Los tres ancianos le asentían en silencio, apesadumbrados y perplejos.
-Les dejaría estos libros de oraciones, pero probablemente no saben leer.
-No, no sabemos –dijeron los ancianos un tanto entristecidos.
El obispo intentó en vano enseñarles la memorización de algunas oraciones
sencillas. Por mucho que se esforzaban, los ancianos no podían retenerlas.
Sintiéndose fracasado, el obispo no tuvo más remedio que despedirse de ellos.
Los ancianos se quedaron tristes.
En la placidez de su alcoba, el obispo daba vueltas en su cama sin poder
dormir. Por fin, escuchó una voz vigorosa que le decía:
-¿Por qué te metiste con mis hijos predilectos? ¿Cómo te atreviste a
enseñarles a orar si ellos se la pasan rezando todo el día? Levántate y vuelve
de inmediato a la isla. Devuélveles la alegría diciéndoles que su oración me
agrada mucho.
(Versión libre de una historia de Bernard Bro)
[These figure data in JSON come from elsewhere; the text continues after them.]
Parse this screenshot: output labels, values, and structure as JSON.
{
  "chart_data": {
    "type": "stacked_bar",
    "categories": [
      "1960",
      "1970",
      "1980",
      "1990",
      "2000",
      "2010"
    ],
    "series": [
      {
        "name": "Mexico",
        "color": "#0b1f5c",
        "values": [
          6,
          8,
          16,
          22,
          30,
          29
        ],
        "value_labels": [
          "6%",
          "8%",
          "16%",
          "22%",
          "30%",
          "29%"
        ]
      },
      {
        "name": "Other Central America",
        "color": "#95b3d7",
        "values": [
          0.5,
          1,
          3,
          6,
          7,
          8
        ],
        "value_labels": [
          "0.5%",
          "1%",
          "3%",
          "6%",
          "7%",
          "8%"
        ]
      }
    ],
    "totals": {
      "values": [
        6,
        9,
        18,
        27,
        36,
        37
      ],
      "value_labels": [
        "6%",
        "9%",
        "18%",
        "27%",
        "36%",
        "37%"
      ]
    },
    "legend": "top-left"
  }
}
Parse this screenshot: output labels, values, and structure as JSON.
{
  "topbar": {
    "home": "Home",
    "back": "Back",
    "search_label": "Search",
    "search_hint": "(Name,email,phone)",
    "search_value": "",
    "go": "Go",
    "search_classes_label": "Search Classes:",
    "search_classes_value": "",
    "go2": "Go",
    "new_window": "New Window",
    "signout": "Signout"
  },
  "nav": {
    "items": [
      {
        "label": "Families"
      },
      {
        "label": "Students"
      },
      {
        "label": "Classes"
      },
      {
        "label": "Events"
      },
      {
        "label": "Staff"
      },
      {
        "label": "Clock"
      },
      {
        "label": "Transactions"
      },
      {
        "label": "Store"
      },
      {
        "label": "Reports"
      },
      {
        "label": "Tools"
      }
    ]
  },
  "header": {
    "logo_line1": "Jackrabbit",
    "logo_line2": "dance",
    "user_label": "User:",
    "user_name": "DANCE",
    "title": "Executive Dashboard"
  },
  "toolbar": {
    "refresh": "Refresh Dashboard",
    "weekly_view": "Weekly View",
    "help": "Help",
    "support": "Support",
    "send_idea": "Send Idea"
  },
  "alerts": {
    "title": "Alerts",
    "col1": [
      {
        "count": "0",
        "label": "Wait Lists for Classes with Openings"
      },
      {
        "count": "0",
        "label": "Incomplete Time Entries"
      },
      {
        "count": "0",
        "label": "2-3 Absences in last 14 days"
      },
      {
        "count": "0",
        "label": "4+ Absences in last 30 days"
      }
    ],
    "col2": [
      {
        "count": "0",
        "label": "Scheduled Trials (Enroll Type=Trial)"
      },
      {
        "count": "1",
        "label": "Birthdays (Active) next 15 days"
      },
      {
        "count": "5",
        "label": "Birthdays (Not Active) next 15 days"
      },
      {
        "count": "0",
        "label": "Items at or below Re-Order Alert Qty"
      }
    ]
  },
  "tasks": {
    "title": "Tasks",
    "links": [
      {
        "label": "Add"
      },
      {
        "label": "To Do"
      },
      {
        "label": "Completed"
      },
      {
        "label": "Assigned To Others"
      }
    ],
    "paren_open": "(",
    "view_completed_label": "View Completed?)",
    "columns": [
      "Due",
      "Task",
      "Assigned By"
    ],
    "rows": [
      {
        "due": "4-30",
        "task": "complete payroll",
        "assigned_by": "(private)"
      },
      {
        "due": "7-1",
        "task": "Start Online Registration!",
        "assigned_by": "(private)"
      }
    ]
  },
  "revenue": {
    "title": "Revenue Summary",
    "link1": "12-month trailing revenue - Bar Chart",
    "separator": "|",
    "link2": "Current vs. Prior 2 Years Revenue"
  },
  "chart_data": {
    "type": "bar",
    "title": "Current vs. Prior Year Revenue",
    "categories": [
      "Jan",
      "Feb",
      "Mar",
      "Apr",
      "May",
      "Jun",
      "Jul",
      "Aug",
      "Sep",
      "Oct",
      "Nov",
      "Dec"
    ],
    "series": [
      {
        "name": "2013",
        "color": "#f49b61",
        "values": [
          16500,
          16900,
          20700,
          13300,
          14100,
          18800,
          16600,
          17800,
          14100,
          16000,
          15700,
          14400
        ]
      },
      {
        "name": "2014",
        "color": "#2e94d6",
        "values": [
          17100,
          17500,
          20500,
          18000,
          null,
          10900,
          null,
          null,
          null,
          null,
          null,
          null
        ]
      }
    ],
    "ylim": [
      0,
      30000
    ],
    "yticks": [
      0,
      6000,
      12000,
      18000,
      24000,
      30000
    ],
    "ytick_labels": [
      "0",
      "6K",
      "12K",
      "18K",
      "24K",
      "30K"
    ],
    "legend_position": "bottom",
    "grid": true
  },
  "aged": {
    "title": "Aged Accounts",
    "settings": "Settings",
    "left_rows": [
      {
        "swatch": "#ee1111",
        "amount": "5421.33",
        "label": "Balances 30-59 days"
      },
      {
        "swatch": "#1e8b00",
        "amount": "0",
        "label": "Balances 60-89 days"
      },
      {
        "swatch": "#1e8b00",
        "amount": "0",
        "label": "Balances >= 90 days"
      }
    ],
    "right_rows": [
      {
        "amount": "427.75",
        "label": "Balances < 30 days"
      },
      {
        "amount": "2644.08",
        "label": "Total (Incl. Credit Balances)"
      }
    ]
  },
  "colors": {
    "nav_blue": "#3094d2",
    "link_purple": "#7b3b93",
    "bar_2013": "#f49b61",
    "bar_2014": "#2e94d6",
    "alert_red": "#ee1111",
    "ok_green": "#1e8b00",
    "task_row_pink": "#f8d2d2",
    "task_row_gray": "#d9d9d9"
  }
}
En un mundo y una cultura que proponen sin el menor pudor el individualismo y
el egoísmo como valores fundamentales para sobresalir y triunfar, que
presentan el consumir y acaparar cosas como medios de lograr la auténtica
realización personal, necesitamos hoy mucho de la oración. Una oración que
transforme la vida, que dé fruto, que se traduzca en disposición a cambiar, en
fuerza para seguir remando contra la corriente, en cercanía y servicio a los
demás. Necesitamos orar mucho para ser fuertes, para atrevernos a ser libres,
para comprometernos radicalmente en la entrega y el amor. Una oración que
no mueva al servicio, que no se traduzca en cercanía con el prójimo, es una
oración estéril.
La oración que agrada a Dios, es la que brota de un corazón sincero e impulsa
a ser cada día mejor. Una oración que se traduce en obras. Orar y no
comprometerse en el servicio al hermano es encontrar un diálogo narcisista
con uno mismo. De la oración, si es sincera, debemos salir fortalecidos , más
comprensivos, más buenos, más serviciales. Rezar implica el compromiso de
intentar vivir de acuerdo a la oración. De muy poco sirve pedir por los pobres,
por los alumnos y sus familias, si no hacemos nada por ellos, si no estamos
pendientes de sus necesidades y nos comprometemos a remediarlas.
Recuerda a aquel hombre que, al ver la miseria de los niños de la calle, las
3. necesidades de los mendigos, los tormentos y dolores de tantas personas
inocentes, levantó un día los puños al cielo y retó a Dios de esta manera:
“¡Cómo puedes ser tan cruel! ¡Cómo es posible que no hagas nada ante tanto
sufrimiento!”. De pronto, se abrieron los cielos y bajó de ellos la respuesta a su
queja : “¡Cómo puedes decir que no hago nada. Te he hecho a tí”.